Law of Property Act 1922
- Parliament of the United Kingdom
- Long title: An Act to assimilate and amend the law of Real and Personal Estate, to abolish copyhold and other special tenures, to amend the law relating to commonable lands and of intestacy, and to amend the Wills Act, 1837, the Settled Land Acts, 1882 to 1890, the Conveyancing Acts, 1881 to 1911, the Trustee Act, 1893, and the Land Transfer Acts, 1875 and 1897.
- Citation: 12 & 13 Geo. 5. c. 16
- Territorial extent: England and Wales

Dates
- Royal assent: 29 June 1922
- Commencement: 1 January 1926

Other legislation
- Amends: See § Repealed enactments
- Repeals/revokes: See § Repealed enactments
- Amended by: Law of Property Act (Postponement) Act 1924; Law of Property (Amendment) Act 1924; Settled Land Act 1925; Land Charges Act 1925; Law of Property Act 1925; Universities and College Estates Act 1925; Law of Property (Amendment) Act 1926; Statute Law Revision Act 1948; Mental Health Act 1959; Statute Law (Repeals) Act 1969; Endowments and Glebe Measure 1976; Solicitors' Incorporated Practices Order 1991; Trusts of Land and Appointment of Trustees Act 1996; Commonhold and Leasehold Reform Act 2002;
- Relates to: Housing Act 1925; Housing (Scotland) Act 1925; Town Planning Act 1925; Town Planning (Scotland) Act 1925; Settled Land Act 1925; Trustee Act 1925; Law of Property Act 1925; Land Registration Act 1925; Land Charges Act 1925; Administration of Estates Act 1925; Universities and College Estates Act 1925; Supreme Court of Judicature (Consolidation) Act 1925; Workmen's Compensation Act 1925;

Status: Partially repealed

Text of statute as originally enacted

Revised text of statute as amended

Text of the Law of Property Act 1922 as in force today (including any amendments) within the United Kingdom, from legislation.gov.uk.

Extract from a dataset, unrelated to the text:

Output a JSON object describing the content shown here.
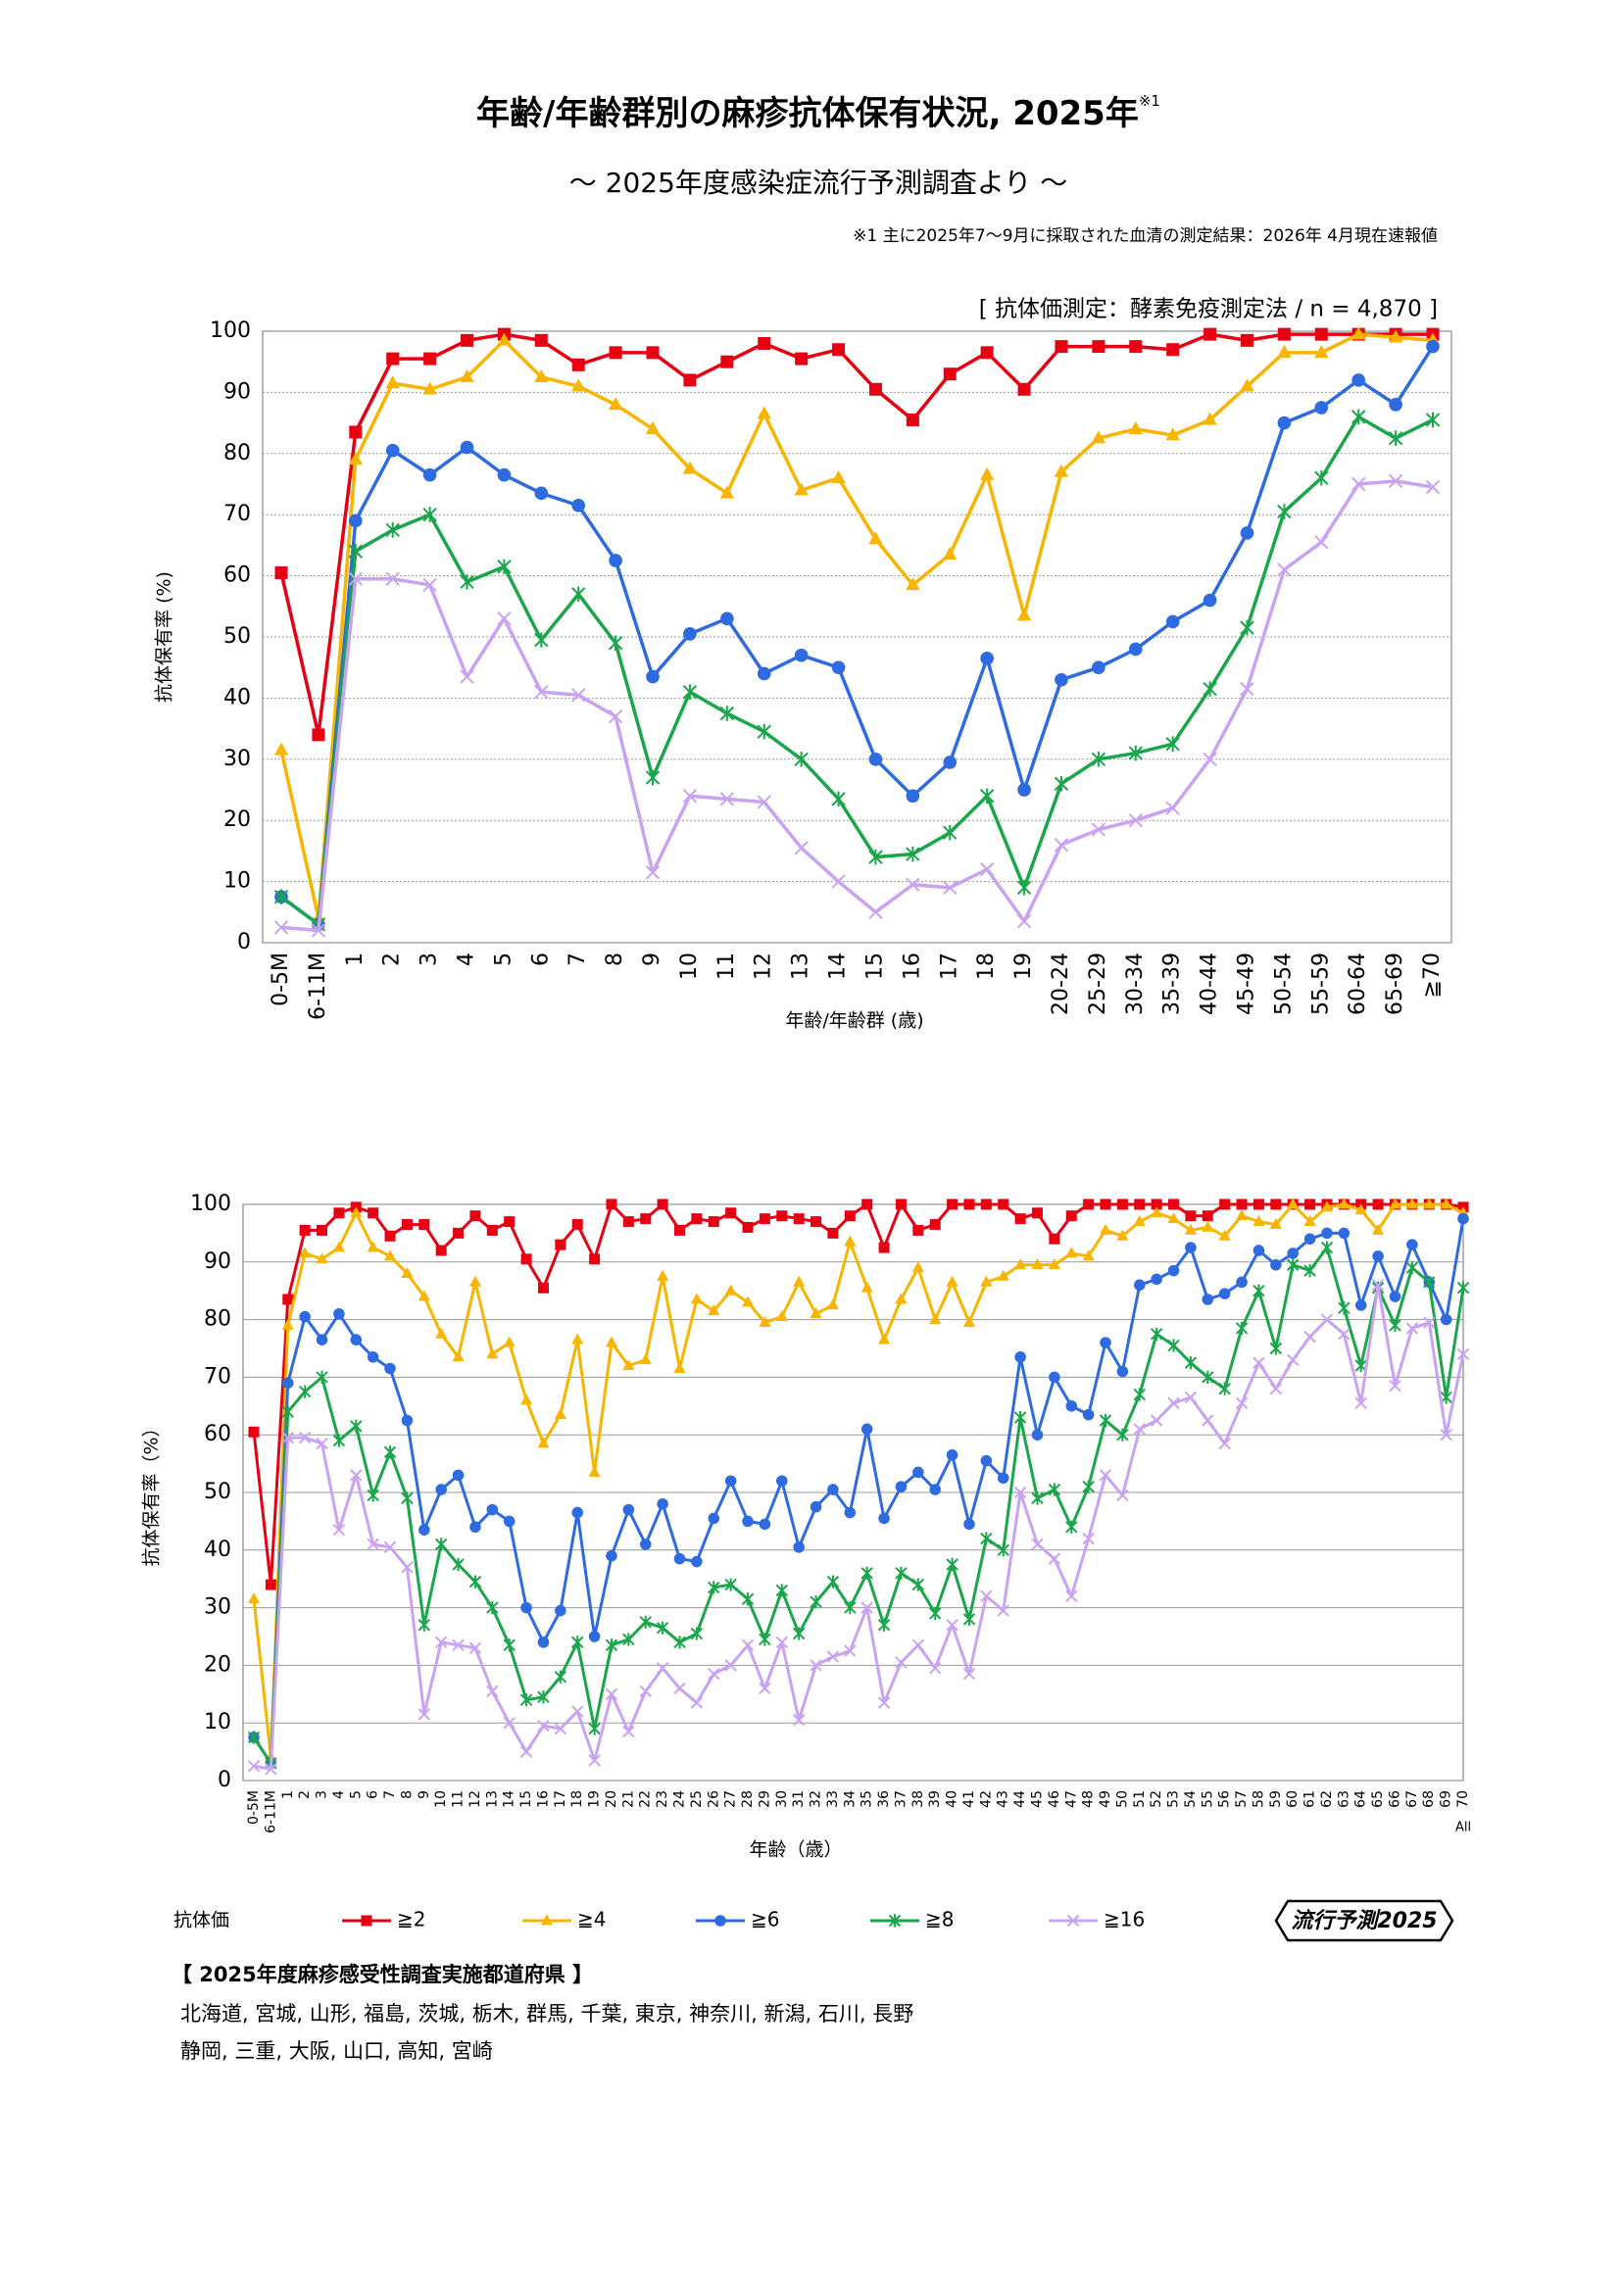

= Law of Property Act 1922 =

Act of the Parliament of the United Kingdom

The Law of Property Act 1922 (12 & 13 Geo. 5. c. 16) is an act of the Parliament of the United Kingdom that amended the law of real and personal estate in England and Wales, abolishing copyhold and other special tenures, reforming the law of intestacy, and amending the Settled Land Acts, the Conveyancing Acts, the Trustee Act 1893, and the Land Transfer Acts.

== Provisions ==

=== Repealed enactments ===
Section 1(6) of the act repealed the Statute of Uses Act 1535 (27 Hen. 8. c. 10) and section 61 of the Conveyancing Act 1881 (44 & 45 Vict. c. 41).

Section 17(5) of the act repealed section 32 of the Fines and Recoveries Act 1833 (3 & 4 Will. 4. c. 74).

Section 44(7) of the act repealed the Settled Land Act 1889 (52 & 53 Vict. c. 36).

== Subsequent developments ==

The Law of Property Act (Postponement) Act 1924 (15 & 16 Geo. 5. c. 4) postponed the commencement of the act from 1 January 1925 to 1 January 1926, allowing time for a series of consolidating statutes to be prepared.

The Law of Property (Amendment) Act 1924 (15 & 16 Geo. 5. c. 5) declared, by section 1 of, and the first schedule to, that act, the enactments repealed by the principal act, and made further amendments to its provisions regarding the enfranchisement of copyholds and the conversion of perpetually renewable leaseholds into long terms.

The whole of the 1924 act was repealed by section 1(1) of, and the first schedule to, the Statute Law Revision Act 1950 (14 Geo. 6. c. 6), which came into force on 23 May 1950.

Much of the act was subsequently repealed by the Settled Land Act 1925 (15 & 16 Geo. 5. c. 18), the Law of Property Act 1925 (15 & 16 Geo. 5. c. 20) and the Land Charges Act 1925 (15 & 16 Geo. 5. c. 22), which came into force on 1 January 1926.